Nearly 200 dogs and cats were delivered to the Lawrence Humane Society on Wednesday and Thursday, all of them seized from a single residence in Miami County.
"We've taken in animals from the state before, but never 187 at once," said Director Midge Grinstead, who stayed up all Wednesday night with staffers processing 112 dogs and 75 cats into the society's shelter, which already held 720 other orphaned animals.
"It puts a lot of strain on the staff," Grinstead said Thursday afternoon. "We haven't been to bed yet - we've been here all night."
The animals came from a rural residence in southern Miami County, seized by the Kansas Animal Health Department. Officials with the department did not return calls Thursday, but Miami County Undersheriff Mark Schmidt said state workers executed a search warrant at the home at 10:30 a.m. Wednesday. Schmidt said it took 24 hours to remove all the animals from the site.
Under state law, any home or facility housing 20 or more cats or dogs is considered a "shelter" and must be licensed by the state, subject to inspections.
Larry Carter, a rural Paola resident who lived nearby, was grateful Thursday that the "huge doghouse" had been evacuated. Carter said his neighbor steadily accumulated animals during the 11 years he has lived there.

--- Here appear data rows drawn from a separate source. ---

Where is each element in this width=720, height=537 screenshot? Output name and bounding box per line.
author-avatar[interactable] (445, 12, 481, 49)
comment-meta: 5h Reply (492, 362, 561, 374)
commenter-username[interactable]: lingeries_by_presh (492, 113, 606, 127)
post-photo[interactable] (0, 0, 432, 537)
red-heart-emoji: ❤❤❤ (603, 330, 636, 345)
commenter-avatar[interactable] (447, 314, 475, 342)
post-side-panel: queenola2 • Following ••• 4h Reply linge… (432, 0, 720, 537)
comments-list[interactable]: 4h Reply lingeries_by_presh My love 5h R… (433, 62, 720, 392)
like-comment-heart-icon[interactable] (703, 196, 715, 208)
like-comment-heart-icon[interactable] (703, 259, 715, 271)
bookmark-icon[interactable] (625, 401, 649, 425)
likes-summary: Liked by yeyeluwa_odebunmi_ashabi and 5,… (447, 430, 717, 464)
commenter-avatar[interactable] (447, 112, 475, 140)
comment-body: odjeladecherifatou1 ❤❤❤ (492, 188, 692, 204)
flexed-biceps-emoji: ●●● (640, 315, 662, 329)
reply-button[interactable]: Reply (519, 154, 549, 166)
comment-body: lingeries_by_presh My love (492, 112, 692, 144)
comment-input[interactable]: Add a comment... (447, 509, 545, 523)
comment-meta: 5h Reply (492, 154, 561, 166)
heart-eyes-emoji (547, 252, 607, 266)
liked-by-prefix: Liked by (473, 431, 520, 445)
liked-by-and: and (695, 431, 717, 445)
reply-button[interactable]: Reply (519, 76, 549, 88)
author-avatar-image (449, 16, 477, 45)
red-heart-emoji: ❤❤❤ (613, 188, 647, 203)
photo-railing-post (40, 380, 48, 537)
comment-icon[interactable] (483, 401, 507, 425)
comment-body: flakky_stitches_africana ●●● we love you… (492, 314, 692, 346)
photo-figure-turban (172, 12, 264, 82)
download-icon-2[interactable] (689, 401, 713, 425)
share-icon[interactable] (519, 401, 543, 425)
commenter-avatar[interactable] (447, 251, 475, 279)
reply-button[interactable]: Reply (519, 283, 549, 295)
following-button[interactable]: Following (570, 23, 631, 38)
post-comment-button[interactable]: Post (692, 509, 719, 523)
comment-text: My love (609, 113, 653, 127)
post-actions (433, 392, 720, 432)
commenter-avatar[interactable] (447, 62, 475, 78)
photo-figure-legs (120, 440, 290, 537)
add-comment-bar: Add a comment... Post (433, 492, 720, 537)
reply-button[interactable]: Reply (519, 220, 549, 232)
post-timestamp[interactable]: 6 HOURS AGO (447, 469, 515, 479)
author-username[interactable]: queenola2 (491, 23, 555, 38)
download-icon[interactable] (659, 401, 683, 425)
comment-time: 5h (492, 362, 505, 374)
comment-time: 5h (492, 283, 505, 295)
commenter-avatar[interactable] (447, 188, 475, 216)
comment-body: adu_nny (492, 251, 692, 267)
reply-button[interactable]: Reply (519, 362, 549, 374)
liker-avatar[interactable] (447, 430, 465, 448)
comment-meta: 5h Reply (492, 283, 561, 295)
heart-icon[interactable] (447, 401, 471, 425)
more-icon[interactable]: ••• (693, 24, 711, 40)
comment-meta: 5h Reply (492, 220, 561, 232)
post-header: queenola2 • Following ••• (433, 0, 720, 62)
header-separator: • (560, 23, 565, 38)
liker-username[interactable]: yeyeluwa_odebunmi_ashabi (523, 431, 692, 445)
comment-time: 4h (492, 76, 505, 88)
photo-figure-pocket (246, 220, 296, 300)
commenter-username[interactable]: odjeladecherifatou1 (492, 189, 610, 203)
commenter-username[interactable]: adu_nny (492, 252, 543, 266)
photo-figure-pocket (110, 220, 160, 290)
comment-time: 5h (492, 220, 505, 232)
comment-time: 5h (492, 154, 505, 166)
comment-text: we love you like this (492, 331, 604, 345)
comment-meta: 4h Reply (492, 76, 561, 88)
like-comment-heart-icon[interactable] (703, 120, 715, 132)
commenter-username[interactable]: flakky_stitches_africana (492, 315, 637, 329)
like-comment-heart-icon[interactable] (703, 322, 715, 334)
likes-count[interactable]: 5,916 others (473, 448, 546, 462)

"It's been years since it's been this quiet out here," Carter told the Journal-World on Thursday. "I'm still in shock about how nice it is already. There's six dogs or so there, now, but they don't bark at me anymore. I can listen to the birds instead of the dogs."
There was plenty of noise at the Lawrence Humane Society shelter, though. Some of the animals were in rough shape, Grinstead said, with mange afflicting some of the dogs.
"One of the cats died right after it got there," she said. "We had another dog in real bad shape - most of the cats are sick, very ill."
Lawrence was chosen as the delivery point for the animals because the shelter here had space, officials said. Under state law, the woman has 10 days to post a bond to pay for care of the animals, if she intends to challenge the state's seizure of them.
Carter said he doesn't want to see the animals returned to the owner.
"I know she loves dogs -- and I do too. But you can't take care of that many by yourself," Carter said.
And he added: "I hope you keep all them dogs. I hope you keep them and do a better job."